Certains signes doivent alerter le praticien lors des soins eux-mêmes : faim, sueurs, tremblements, troubles de la parole, somnolence, vertiges, pâleurs, trouble de la vision, irritabilité, etc. Il faut interrompre la séance et procéder au resucrage immédiatement. Tout praticien doit disposer, dans sa trousse d’urgence, de glucagon (Glucagen®) pour faire face à une hypoglycémie grave et procéder à une injection intramusculaire. En cas d’urgence hyperglycémique (soif, besoin d’uriner), il faut injecter un supplément d’insuline rapide correspondant à un dixième de la dose totale habituelle sur 24 heures. Le plus souvent, c’est le patient ou la personne qui l’accompagne qui dispose du matériel nécessaire.

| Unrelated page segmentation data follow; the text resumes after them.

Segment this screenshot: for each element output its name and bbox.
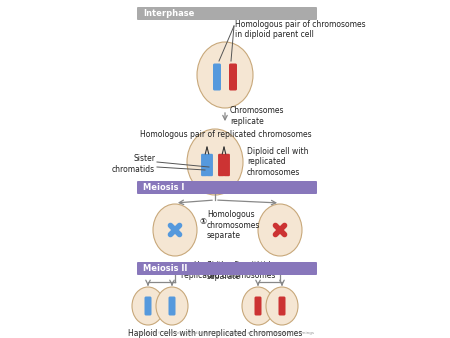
FancyBboxPatch shape	[168, 296, 176, 315]
Ellipse shape	[197, 42, 253, 108]
Ellipse shape	[266, 287, 298, 325]
Text: Sister chromatids
separate: Sister chromatids separate	[207, 261, 274, 281]
Text: Copyright © 2008 Pearson Education, Inc., publishing as Pearson Benjamin Cumming: Copyright © 2008 Pearson Education, Inc.…	[136, 331, 314, 335]
Text: Homologous pair of replicated chromosomes: Homologous pair of replicated chromosome…	[140, 130, 311, 139]
Ellipse shape	[187, 129, 243, 195]
Ellipse shape	[242, 287, 274, 325]
FancyBboxPatch shape	[213, 64, 221, 91]
FancyBboxPatch shape	[201, 154, 207, 176]
Text: ②: ②	[199, 265, 206, 273]
Text: Meiosis II: Meiosis II	[143, 264, 187, 273]
Text: Meiosis I: Meiosis I	[143, 183, 184, 192]
Text: Homologous
chromosomes
separate: Homologous chromosomes separate	[207, 210, 261, 240]
Text: Haploid cells with
replicated chromosomes: Haploid cells with replicated chromosome…	[181, 261, 275, 281]
Text: Diploid cell with
replicated
chromosomes: Diploid cell with replicated chromosomes	[247, 147, 309, 177]
FancyBboxPatch shape	[137, 7, 317, 20]
Ellipse shape	[153, 204, 197, 256]
FancyBboxPatch shape	[207, 154, 213, 176]
Ellipse shape	[258, 204, 302, 256]
Text: Interphase: Interphase	[143, 9, 194, 18]
FancyBboxPatch shape	[137, 181, 317, 194]
FancyBboxPatch shape	[144, 296, 152, 315]
Ellipse shape	[132, 287, 164, 325]
Text: Sister
chromatids: Sister chromatids	[112, 154, 155, 174]
Text: Haploid cells with unreplicated chromosomes: Haploid cells with unreplicated chromoso…	[128, 329, 302, 338]
FancyBboxPatch shape	[224, 154, 230, 176]
Text: Chromosomes
replicate: Chromosomes replicate	[230, 106, 284, 126]
Ellipse shape	[156, 287, 188, 325]
FancyBboxPatch shape	[137, 262, 317, 275]
FancyBboxPatch shape	[218, 154, 225, 176]
Text: Homologous pair of chromosomes
in diploid parent cell: Homologous pair of chromosomes in diploi…	[235, 20, 365, 40]
Text: ①: ①	[199, 217, 206, 226]
FancyBboxPatch shape	[229, 64, 237, 91]
FancyBboxPatch shape	[255, 296, 261, 315]
FancyBboxPatch shape	[279, 296, 285, 315]
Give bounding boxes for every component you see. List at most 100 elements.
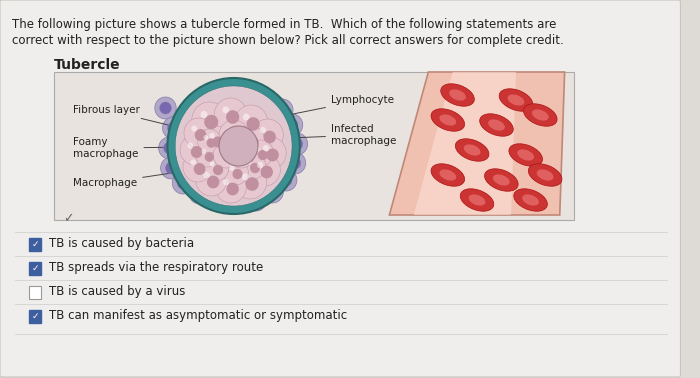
Text: ✓: ✓ [32,263,38,273]
Circle shape [191,97,202,109]
Circle shape [220,149,225,154]
Circle shape [284,152,306,174]
Circle shape [226,110,239,124]
Circle shape [235,149,240,154]
Circle shape [250,163,260,173]
Ellipse shape [480,114,513,136]
Circle shape [260,166,273,178]
Circle shape [249,102,261,114]
Ellipse shape [499,89,533,111]
Circle shape [252,119,284,151]
Circle shape [186,164,197,176]
Text: ✓: ✓ [63,212,74,225]
Circle shape [226,96,237,108]
Circle shape [234,165,267,199]
Ellipse shape [440,169,456,181]
Circle shape [191,125,197,132]
Circle shape [247,160,252,165]
Circle shape [232,169,243,179]
Circle shape [197,129,221,153]
Circle shape [160,102,172,114]
Circle shape [204,152,214,162]
Circle shape [256,89,277,111]
Circle shape [206,138,216,148]
Circle shape [226,186,237,198]
Circle shape [223,159,248,185]
Text: TB is caused by a virus: TB is caused by a virus [49,285,185,299]
Circle shape [245,189,267,211]
Circle shape [237,126,265,154]
Circle shape [190,160,196,166]
Circle shape [262,113,284,135]
Circle shape [204,135,208,140]
Circle shape [204,182,215,194]
Circle shape [221,91,242,113]
Circle shape [183,152,212,182]
Circle shape [230,131,242,143]
Ellipse shape [463,144,480,156]
Text: Foamy
macrophage: Foamy macrophage [73,137,194,159]
Circle shape [214,142,239,168]
Circle shape [214,98,247,132]
Circle shape [180,135,209,165]
Circle shape [286,133,307,155]
Text: TB can manifest as asymptomatic or symptomatic: TB can manifest as asymptomatic or sympt… [49,310,346,322]
Circle shape [262,181,284,203]
Circle shape [281,114,303,136]
Circle shape [223,107,229,113]
Circle shape [266,137,287,159]
Polygon shape [389,72,565,215]
Ellipse shape [514,189,547,211]
Circle shape [196,143,219,167]
Circle shape [182,112,194,124]
Circle shape [249,182,261,194]
Ellipse shape [431,109,465,131]
Ellipse shape [488,119,505,131]
Circle shape [291,138,303,150]
Circle shape [196,164,227,196]
Circle shape [258,150,268,160]
Circle shape [210,161,215,167]
Polygon shape [414,72,516,215]
Circle shape [209,133,215,139]
Circle shape [202,149,206,154]
Circle shape [230,166,235,171]
Circle shape [188,143,193,149]
Circle shape [257,162,263,169]
Circle shape [215,171,246,203]
Circle shape [204,115,218,129]
Circle shape [211,194,223,206]
Circle shape [204,155,229,181]
Circle shape [206,189,228,211]
Ellipse shape [455,139,489,161]
Ellipse shape [508,94,524,105]
Circle shape [260,127,266,133]
Circle shape [207,176,219,188]
Circle shape [223,152,233,162]
Circle shape [242,174,248,180]
Circle shape [289,157,301,169]
Ellipse shape [460,189,494,211]
Circle shape [162,117,184,139]
Circle shape [219,126,258,166]
Circle shape [244,97,266,119]
Circle shape [255,147,260,152]
Circle shape [221,181,242,203]
Ellipse shape [440,115,456,125]
Ellipse shape [493,174,510,186]
Circle shape [244,89,256,101]
Circle shape [184,118,213,148]
Circle shape [159,137,180,159]
Circle shape [197,97,219,119]
Circle shape [191,146,202,158]
Circle shape [226,127,232,133]
Circle shape [266,149,279,161]
Circle shape [263,131,276,143]
Circle shape [177,177,189,189]
Circle shape [182,142,194,154]
Circle shape [177,137,199,159]
Ellipse shape [528,164,562,186]
Circle shape [234,105,267,139]
Circle shape [186,92,207,114]
Circle shape [248,136,258,147]
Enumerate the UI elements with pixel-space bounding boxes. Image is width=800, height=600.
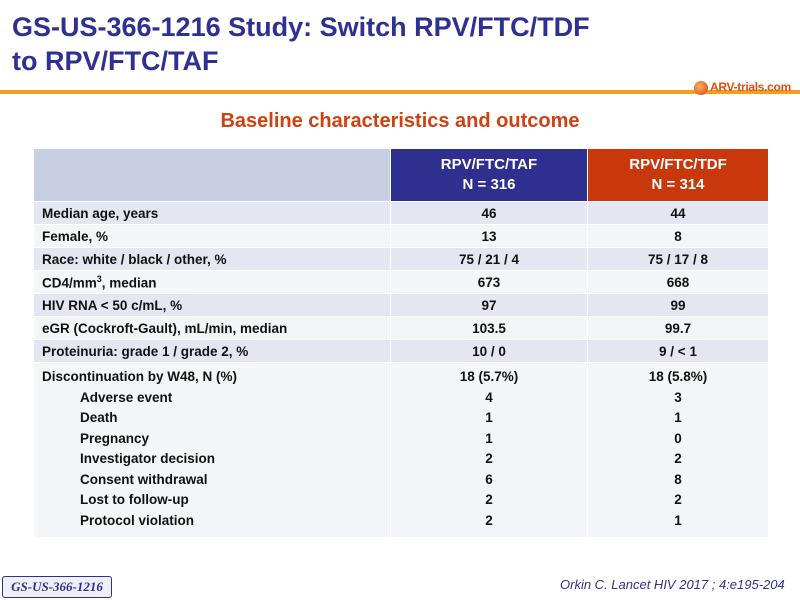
taf-value: 6 [485,471,493,487]
row-label: Proteinuria: grade 1 / grade 2, % [33,339,391,363]
tdf-value: 8 [587,224,769,248]
header-tdf: RPV/FTC/TDF N = 314 [587,148,769,202]
baseline-table: RPV/FTC/TAF N = 316 RPV/FTC/TDF N = 314 … [33,148,769,538]
arv-trials-logo: ARV-trials.com [694,80,791,95]
study-badge: GS-US-366-1216 [2,576,112,598]
tdf-value: 75 / 17 / 8 [587,247,769,271]
table-row: Female, % 13 8 [33,224,769,248]
taf-value: 18 (5.7%) [459,369,519,384]
taf-value: 1 [485,430,493,446]
discontinuation-tdf-values: 18 (5.8%) 3 1 0 2 8 2 1 [587,362,769,538]
logo-icon [694,80,708,95]
header-taf-n: N = 316 [462,176,516,193]
reason-label: Adverse event [80,389,173,405]
taf-value: 103.5 [390,316,588,340]
tdf-value: 9 / < 1 [587,339,769,363]
discontinuation-taf-values: 18 (5.7%) 4 1 1 2 6 2 2 [390,362,588,538]
taf-value: 75 / 21 / 4 [390,247,588,271]
taf-value: 97 [390,293,588,317]
title-line-2: to RPV/FTC/TAF [12,46,219,76]
tdf-value: 99.7 [587,316,769,340]
row-label-text: CD4/mm [42,275,97,291]
tdf-value: 1 [674,512,682,528]
header-tdf-n: N = 314 [651,176,705,193]
header-blank-cell [33,148,391,202]
taf-value: 2 [485,512,493,528]
table-row: HIV RNA < 50 c/mL, % 97 99 [33,293,769,317]
taf-value: 2 [485,451,493,466]
row-label-superscript: 3 [96,273,102,284]
reason-label: Protocol violation [80,512,195,528]
discontinuation-labels: Discontinuation by W48, N (%) Adverse ev… [33,362,391,538]
tdf-value: 18 (5.8%) [648,369,708,384]
tdf-value: 3 [674,389,682,405]
taf-value: 13 [390,224,588,248]
taf-value: 673 [390,270,588,294]
table-row: Median age, years 46 44 [33,201,769,225]
row-label: Median age, years [33,201,391,225]
reason-label: Investigator decision [80,451,216,466]
taf-value: 4 [485,389,493,405]
discontinuation-row: Discontinuation by W48, N (%) Adverse ev… [33,362,769,538]
row-label: Race: white / black / other, % [33,247,391,271]
row-label-suffix: , median [101,275,157,291]
taf-value: 46 [390,201,588,225]
header-taf: RPV/FTC/TAF N = 316 [390,148,588,202]
discontinuation-label: Discontinuation by W48, N (%) [42,369,238,384]
slide-title: GS-US-366-1216 Study: Switch RPV/FTC/TDF… [12,10,692,78]
logo-text: ARV-trials.com [710,80,791,94]
tdf-value: 8 [674,471,682,487]
reason-label: Lost to follow-up [80,492,189,507]
tdf-value: 99 [587,293,769,317]
tdf-value: 0 [674,430,682,446]
reason-label: Pregnancy [80,430,150,446]
table-row: eGR (Cockroft-Gault), mL/min, median 103… [33,316,769,340]
tdf-value: 44 [587,201,769,225]
tdf-value: 1 [674,410,682,425]
table-row: Proteinuria: grade 1 / grade 2, % 10 / 0… [33,339,769,363]
header-tdf-arm: RPV/FTC/TDF [629,156,727,173]
taf-value: 10 / 0 [390,339,588,363]
header-taf-arm: RPV/FTC/TAF [440,156,538,173]
taf-value: 1 [485,410,493,425]
citation: Orkin C. Lancet HIV 2017 ; 4:e195-204 [560,577,785,592]
tdf-value: 2 [674,451,682,466]
reason-label: Death [80,410,118,425]
table-row: CD4/mm3, median 673 668 [33,270,769,294]
row-label: CD4/mm3, median [33,270,391,294]
table-row: Race: white / black / other, % 75 / 21 /… [33,247,769,271]
title-underline [0,90,800,94]
row-label: eGR (Cockroft-Gault), mL/min, median [33,316,391,340]
reason-label: Consent withdrawal [80,471,208,487]
section-subtitle: Baseline characteristics and outcome [220,110,580,132]
tdf-value: 2 [674,492,682,507]
tdf-value: 668 [587,270,769,294]
title-line-1: GS-US-366-1216 Study: Switch RPV/FTC/TDF [12,12,590,42]
row-label: Female, % [33,224,391,248]
row-label: HIV RNA < 50 c/mL, % [33,293,391,317]
taf-value: 2 [485,492,493,507]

Les dégradations de l’état bucco-dentaire constatées au cours de la vie du patient diabétique militent pour le développement de l’éducation sanitaire, où chaque acteur de santé doit prendre sa part dans le relais de l’information. Il faut saluer les différentes initiatives en ce sens, comme le travail conduit à Lille, exposé lors du dernier congrès de la Société française d’odontologie pédiatrique en mai 2010 (fig. 3).
Ternois M, Stuckens C, Trentesaux T, Delfosse C, Fontaine P, Rousset MM. L’éducation à la santé bucco-dentaire chez les patients diabétiques de type 1 : un apprentissage long et répété est indispensable. Rev Francoph Odontol Pediatr 2010 ; 5 : 64-70.
Trentesaux T, Delfosse C, Ternois M, Rousset MM, Hervé C, Hamel O. L’éducation thérapeutique du patient, un concept applicable en odontologie pédiatrique ? Rev Francoph Odontol Pediatr 2010 ; 5 : 52-56.